Pourtant, et parmi les premières réactions recueillis sur la campagne de dialogue, fut la frustration ! Déjà, et à peine la campagne démarrée et que les jeunes commençaient à y prendre part, on assistait à des spots télévisés, rembobinés en continu, montrant des jeunes étudiants arabes vivant en Tunisie, répétant que le jeune tunisien doit s’estimer heureux de ses acquis et se dire qu’il vit beaucoup mieux que ses semblables ailleurs ! Si ce serait bien la conclusion à laquelle on cherche à aboutir, ce n'est plus un dialogue mais une leçon de plus... Et qui avait dit que le tunisien n’en était pas déjà conscient ? Toutefois, aborder ainsi la discussion est, honnêtement, tout sauf motivant pour ce qui sera de sa suite. Entretenir la langue de bois dans le dialogue adressé à la jeunesse est souvent perçu comme un ‘manque de considération à son intelligence et son éducation’. En effet, en considérant que l’écrasante majorité de la jeunesse tunisienne d’aujourd’hui, élevée à l’ère de l’internet et des chaines satellites, est bien instruite et bien ouverte sur le monde extérieur, le discours qui lui est adressé doit absolument tenir compte de ses attentes et de son niveau intellectuel.
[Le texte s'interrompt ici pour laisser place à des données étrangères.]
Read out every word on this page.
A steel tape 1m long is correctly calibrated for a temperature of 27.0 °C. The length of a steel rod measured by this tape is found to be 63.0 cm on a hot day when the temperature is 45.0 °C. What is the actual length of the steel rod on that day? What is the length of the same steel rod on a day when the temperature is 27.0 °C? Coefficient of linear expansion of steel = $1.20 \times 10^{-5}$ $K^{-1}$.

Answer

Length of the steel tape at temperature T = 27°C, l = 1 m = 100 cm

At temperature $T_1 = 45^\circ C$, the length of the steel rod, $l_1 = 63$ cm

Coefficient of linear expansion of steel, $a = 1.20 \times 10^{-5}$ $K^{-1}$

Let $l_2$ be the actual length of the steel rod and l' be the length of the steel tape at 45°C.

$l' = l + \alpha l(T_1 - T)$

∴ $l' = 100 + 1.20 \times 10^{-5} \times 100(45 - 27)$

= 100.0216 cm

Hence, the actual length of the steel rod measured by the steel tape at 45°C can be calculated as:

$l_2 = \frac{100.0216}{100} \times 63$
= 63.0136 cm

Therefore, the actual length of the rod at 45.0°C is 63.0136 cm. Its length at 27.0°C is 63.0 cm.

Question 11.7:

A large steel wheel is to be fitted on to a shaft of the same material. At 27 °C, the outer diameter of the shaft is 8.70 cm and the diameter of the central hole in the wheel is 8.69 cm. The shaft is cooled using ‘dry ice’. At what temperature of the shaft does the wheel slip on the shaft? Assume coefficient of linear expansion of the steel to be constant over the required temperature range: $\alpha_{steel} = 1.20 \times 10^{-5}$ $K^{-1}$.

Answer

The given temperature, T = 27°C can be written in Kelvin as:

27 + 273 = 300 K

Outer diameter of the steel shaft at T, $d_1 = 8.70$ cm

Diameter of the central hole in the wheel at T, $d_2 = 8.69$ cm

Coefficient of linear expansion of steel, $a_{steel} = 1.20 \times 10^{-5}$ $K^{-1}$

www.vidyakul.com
Le slogan de cette campagne de dialogue, en soi-même, va encore plus loin dans cette problématique : « les jeunes sont la solution et pas le problème ! » ; mais déjà, pourquoi avoir pensé qu’ils peuvent en être un ? et qu’est ce qui avait amené les gens à voir dans la moitié de la population, celle dans laquelle s’est investie toute la nation pendant ses 50 ans d’indépendance, un problème ..?!
Avec l’élargissement des moyens, grandissent les besoins ; alors il est tout à fait naturel que le jeune tunisien voit aujourd’hui en plus grand et soit plus exigeant ; cela ne fera point de lui moins patriote. Il se peut que son ‘désintérêt’ n'est autre qu'une passive réponse à son exclusion ; au faite qu’il ne soit pas suffisamment impliquée dans les processus sociaux, économiques et politiques du pays, que l’entrée aux cercles politiques tunisiens -donnant toujours l’impression d’être bien balisés- demeure conditionnée à un nombre de positions et pratiques, perçues par beaucoup comme révolues, voire indignes de leur temps et de leur éducation.La jeunesse tunisienne, qui est en train de se procurer le centre de gravité de la société démange d’une énergie qui jaillit dans tous ses états, tantôt destructrice (immigration clandestine, intégrisme, violence dans les stades…), et d’autres constructive (carrières à succès, exploits sportifs, prouesses scientifiques…). Canaliser cette énergie et essayer de la ramener dans l’intérêt national commun est une très importante opportunité pour le pays; elle permettra de donner un grand souffle porteur aux démarches progressistes déjà engagées. Une transition dans le calme et la sérénité ; à la tunisienne…
Le tunisien est très intelligent, très nationaliste et très fier de son identité et de ses appartenances. Etre un jeune tunisien aujourd’hui est pour beaucoup un label qualité ; rimant avec sérieux, compétence et succès. Il ne songe qu’à être reconnu par ses aînées, être respecté pour ce qu’il est, et impliqué dans l’élaboration de son avenir. Malgré tout ce que l’on peut dire de lui, le jeune tunisien est mature et se place parfaitement bien dans un contexte international compliqué. La question est justement un problème de communication, et cette campagne de dialogue, malgré des imperfections qui restent récupérables, est certainement l'une des meilleures initiatives prises pour reconstruire les ponts et inviter la jeunesse tunisienne à prendre une position plus avancée dans les projets nationaux.